EXPLAINED: Factors that led to second-coldest December in Delhi after 1901

Absence of a strong western disturbance for the past 10 days, which could have disrupted the direction of icy winds coming to the national capital from the hills, resulted in Delhi experiencing its second-coldest December in over a century, weather experts say. Western disturbances in early and mid December led to heavy snowfall in hilly areas north of Delhi and frigid winds have been blowing in from there. This led to a sharp decline in temperatures in the plains, said Kuldeep Srivastava, head of IMD's regional weather forecasting centre.

Another western disturbance could have changed the wind direction away from Delhi, but an absence of such a weather system for 10-12 days aided the conditions for a harsh winter.

"The region has witnessed a long gap of 10-12 days between western disturbances. Usually, there's only a gap of 3-4 days in two WDs, and as a result the wind direction keeps on changing. This time, the cold winds continued unabated from north-northwest for over 10 days in absence of a strong western disturbance," Mahesh Palawat of Skymet Weather, a private forecaster, said.

The India Meteorological Department said the mean maximum temperature for December 2019 will be below 19 degrees Celsius, the lowest since December 1997 (when it was 17.3 degrees Celsius) and the second-lowest since 1901, when IMD started keeping the records.

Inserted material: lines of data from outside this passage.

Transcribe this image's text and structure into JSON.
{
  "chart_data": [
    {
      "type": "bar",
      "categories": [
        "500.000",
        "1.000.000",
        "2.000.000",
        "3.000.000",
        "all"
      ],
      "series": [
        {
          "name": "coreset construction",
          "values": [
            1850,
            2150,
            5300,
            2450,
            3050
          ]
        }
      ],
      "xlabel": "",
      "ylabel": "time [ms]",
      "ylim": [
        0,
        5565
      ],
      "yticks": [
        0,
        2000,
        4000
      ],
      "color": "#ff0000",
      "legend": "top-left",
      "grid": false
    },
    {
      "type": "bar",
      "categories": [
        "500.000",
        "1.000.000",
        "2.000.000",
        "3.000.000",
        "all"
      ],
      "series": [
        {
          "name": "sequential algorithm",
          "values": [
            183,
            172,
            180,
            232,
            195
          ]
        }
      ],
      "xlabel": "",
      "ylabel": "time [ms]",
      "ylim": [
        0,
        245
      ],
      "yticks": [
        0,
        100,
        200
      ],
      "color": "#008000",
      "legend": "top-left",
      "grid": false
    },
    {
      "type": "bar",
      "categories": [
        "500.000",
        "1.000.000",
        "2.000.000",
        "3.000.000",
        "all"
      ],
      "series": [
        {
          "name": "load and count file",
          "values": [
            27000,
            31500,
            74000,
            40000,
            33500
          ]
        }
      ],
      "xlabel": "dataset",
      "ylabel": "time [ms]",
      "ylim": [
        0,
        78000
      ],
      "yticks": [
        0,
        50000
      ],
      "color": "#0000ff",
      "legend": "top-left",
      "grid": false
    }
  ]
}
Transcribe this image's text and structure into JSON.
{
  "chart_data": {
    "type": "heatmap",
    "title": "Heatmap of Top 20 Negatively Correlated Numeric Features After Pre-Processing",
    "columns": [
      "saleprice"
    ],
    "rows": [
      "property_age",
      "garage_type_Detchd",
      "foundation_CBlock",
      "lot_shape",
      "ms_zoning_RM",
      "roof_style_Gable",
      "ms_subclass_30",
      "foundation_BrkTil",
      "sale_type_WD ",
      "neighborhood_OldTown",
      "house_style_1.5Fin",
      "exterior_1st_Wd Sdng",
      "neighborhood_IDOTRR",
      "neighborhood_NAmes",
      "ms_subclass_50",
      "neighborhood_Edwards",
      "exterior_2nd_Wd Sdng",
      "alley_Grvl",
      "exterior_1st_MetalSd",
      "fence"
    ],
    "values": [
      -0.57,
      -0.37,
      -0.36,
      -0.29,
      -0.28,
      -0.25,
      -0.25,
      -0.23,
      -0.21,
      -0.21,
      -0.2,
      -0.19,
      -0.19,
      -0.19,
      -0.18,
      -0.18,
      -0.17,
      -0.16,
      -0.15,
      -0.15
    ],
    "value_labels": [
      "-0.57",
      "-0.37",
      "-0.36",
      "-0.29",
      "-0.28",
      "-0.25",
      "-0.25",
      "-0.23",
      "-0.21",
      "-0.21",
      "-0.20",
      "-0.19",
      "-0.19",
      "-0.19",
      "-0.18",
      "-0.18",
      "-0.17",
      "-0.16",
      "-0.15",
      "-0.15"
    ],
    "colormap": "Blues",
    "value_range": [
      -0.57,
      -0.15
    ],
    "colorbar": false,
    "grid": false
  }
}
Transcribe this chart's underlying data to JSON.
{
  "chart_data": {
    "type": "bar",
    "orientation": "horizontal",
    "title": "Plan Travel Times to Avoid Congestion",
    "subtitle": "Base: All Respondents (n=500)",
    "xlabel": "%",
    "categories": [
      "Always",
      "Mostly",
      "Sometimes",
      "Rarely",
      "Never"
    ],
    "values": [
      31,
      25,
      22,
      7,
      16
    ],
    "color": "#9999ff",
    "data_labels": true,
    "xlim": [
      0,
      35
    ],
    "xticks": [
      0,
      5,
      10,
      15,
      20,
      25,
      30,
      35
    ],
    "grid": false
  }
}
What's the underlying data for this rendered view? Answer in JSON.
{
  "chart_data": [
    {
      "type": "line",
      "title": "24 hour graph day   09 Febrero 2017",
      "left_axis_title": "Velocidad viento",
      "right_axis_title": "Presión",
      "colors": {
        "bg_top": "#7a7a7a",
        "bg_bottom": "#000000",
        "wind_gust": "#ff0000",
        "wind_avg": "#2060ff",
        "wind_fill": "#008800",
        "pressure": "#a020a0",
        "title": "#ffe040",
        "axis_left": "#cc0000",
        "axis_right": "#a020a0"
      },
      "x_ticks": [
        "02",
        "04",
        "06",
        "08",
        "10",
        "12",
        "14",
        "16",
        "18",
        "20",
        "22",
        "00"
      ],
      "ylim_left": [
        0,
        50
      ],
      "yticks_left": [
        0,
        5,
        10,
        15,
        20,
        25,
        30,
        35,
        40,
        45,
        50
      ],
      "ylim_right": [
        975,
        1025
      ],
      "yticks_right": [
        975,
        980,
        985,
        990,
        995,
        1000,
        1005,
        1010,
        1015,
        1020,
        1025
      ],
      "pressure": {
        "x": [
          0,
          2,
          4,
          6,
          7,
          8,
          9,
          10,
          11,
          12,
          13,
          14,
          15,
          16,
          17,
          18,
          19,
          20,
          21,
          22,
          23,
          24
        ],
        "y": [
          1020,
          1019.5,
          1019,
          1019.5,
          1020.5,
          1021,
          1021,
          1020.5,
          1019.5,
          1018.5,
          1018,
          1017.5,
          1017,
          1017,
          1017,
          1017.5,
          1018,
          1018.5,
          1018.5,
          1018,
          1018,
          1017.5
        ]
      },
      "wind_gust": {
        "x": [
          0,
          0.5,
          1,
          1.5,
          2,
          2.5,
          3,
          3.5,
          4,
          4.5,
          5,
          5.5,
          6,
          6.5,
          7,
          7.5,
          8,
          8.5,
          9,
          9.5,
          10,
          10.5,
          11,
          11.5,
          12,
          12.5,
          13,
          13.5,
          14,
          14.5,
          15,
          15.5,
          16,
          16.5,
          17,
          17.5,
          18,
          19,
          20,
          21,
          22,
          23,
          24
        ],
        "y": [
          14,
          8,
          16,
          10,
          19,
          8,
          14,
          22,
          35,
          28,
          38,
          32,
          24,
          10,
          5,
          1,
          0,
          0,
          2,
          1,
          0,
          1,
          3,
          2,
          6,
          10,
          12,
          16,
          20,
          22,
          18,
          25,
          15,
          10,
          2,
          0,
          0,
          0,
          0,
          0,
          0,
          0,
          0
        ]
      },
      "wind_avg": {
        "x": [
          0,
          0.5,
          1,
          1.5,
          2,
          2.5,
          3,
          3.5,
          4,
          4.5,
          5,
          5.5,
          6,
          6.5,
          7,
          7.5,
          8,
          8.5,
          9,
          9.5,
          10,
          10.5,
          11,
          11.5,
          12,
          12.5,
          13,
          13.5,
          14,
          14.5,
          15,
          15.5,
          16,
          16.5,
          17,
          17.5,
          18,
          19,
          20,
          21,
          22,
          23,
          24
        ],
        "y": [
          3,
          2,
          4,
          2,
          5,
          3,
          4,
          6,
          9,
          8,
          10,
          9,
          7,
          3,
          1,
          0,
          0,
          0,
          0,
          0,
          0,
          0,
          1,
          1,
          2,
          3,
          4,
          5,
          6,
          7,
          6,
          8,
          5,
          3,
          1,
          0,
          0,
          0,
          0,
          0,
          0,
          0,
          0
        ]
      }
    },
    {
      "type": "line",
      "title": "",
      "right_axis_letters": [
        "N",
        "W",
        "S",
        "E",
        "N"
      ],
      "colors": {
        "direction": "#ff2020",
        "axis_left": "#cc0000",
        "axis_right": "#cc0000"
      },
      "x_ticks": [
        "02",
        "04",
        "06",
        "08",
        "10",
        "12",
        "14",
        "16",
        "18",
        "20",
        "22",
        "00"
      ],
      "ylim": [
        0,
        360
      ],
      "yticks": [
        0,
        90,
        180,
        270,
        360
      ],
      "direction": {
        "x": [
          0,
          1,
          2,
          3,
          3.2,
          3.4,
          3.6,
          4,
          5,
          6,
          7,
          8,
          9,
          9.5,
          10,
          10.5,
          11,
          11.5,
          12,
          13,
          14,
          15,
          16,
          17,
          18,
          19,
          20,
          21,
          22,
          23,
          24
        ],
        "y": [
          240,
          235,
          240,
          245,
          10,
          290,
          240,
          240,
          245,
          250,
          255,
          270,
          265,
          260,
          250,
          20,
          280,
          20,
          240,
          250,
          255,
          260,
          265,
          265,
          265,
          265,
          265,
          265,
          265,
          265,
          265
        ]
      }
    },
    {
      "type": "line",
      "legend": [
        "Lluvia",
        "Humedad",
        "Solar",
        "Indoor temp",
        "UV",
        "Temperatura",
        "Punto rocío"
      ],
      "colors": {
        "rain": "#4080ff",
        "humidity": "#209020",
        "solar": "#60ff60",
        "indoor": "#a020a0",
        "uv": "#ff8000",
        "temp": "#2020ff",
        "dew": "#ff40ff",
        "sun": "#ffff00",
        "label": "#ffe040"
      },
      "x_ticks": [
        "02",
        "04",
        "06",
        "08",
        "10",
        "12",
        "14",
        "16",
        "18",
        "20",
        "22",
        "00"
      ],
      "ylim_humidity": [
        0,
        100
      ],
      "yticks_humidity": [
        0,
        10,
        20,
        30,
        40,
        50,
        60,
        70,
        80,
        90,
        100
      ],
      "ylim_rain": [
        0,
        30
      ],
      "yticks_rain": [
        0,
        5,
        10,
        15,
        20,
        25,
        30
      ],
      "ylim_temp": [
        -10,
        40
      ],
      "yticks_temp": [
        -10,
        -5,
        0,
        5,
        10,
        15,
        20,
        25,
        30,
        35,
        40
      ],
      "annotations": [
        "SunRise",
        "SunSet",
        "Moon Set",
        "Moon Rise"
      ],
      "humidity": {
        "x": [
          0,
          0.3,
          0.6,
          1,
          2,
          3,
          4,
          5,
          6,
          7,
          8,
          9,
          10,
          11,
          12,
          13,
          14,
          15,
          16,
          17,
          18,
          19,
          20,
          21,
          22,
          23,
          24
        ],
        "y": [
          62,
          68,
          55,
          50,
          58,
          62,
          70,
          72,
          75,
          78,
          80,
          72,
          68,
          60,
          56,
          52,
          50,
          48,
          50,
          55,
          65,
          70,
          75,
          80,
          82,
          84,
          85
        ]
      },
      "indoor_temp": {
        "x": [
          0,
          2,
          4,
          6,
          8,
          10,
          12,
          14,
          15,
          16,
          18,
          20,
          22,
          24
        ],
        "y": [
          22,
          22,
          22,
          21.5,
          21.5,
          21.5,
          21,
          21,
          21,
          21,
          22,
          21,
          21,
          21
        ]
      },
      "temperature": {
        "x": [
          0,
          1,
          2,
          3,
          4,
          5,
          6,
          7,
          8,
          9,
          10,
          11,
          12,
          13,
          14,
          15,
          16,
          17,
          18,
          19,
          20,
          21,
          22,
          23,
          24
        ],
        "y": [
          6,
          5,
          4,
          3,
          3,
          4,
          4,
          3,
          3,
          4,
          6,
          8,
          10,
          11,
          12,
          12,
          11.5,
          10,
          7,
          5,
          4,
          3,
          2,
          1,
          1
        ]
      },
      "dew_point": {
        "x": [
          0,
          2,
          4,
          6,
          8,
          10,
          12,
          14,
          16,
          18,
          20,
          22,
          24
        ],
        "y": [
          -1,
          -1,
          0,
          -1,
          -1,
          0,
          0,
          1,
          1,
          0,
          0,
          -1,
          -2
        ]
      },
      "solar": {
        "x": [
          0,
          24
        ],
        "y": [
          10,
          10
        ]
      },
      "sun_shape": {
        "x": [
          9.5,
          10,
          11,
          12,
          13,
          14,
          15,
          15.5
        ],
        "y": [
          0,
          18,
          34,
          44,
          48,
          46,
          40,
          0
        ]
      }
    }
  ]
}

The factors responsible for such a cold December are a "very long spell" of icy winds and a layer of fog lingering over vast swathes of the northern plains for 10-12 days, the experts said.

The wind speed has remained moderate, dispersing the fog near the ground. But a layer of fog persisted in the upper atmosphere at a height of 2,000-3,000 feet, from Punjab to Uttar Pradesh, which did not let sunlight penetrate through to the ground.

"Due to hazy sunshine and cold winds, the day temperatures remained low," Palawat said.

Srivastava said a change in wind direction on Sunday did not help much as the easterly winds blowing from Uttar Pradesh to Delhi are also very cold.

Usually, easterly winds are comparatively warmer and increase the temperatures, he said.

"So, both northwesterly and easterly winds are cold and causing a drop in the mercury," he said.

Easterly winds have brought moisture which has led to formation of dense fog, further affecting the day temperatures, said both of them.

Since December 14, Delhi has been witnessing "severe cold/cold days". A streak of cold days is known as a "cold spell". This means Delhi has recorded a 16-day December cold spell, the longest after the 13-day cold spell in 1997.

According to IMD, a "cold day" is when the maximum temperature is at least 4.5 notches below normal. A "severe cold day" has the maximum temperature at least 6.5 degrees Celsius below normal.

Delhi experienced its coldest recorded December day since 1901 on Monday, recording a maximum of just 9.4 degrees Celsius.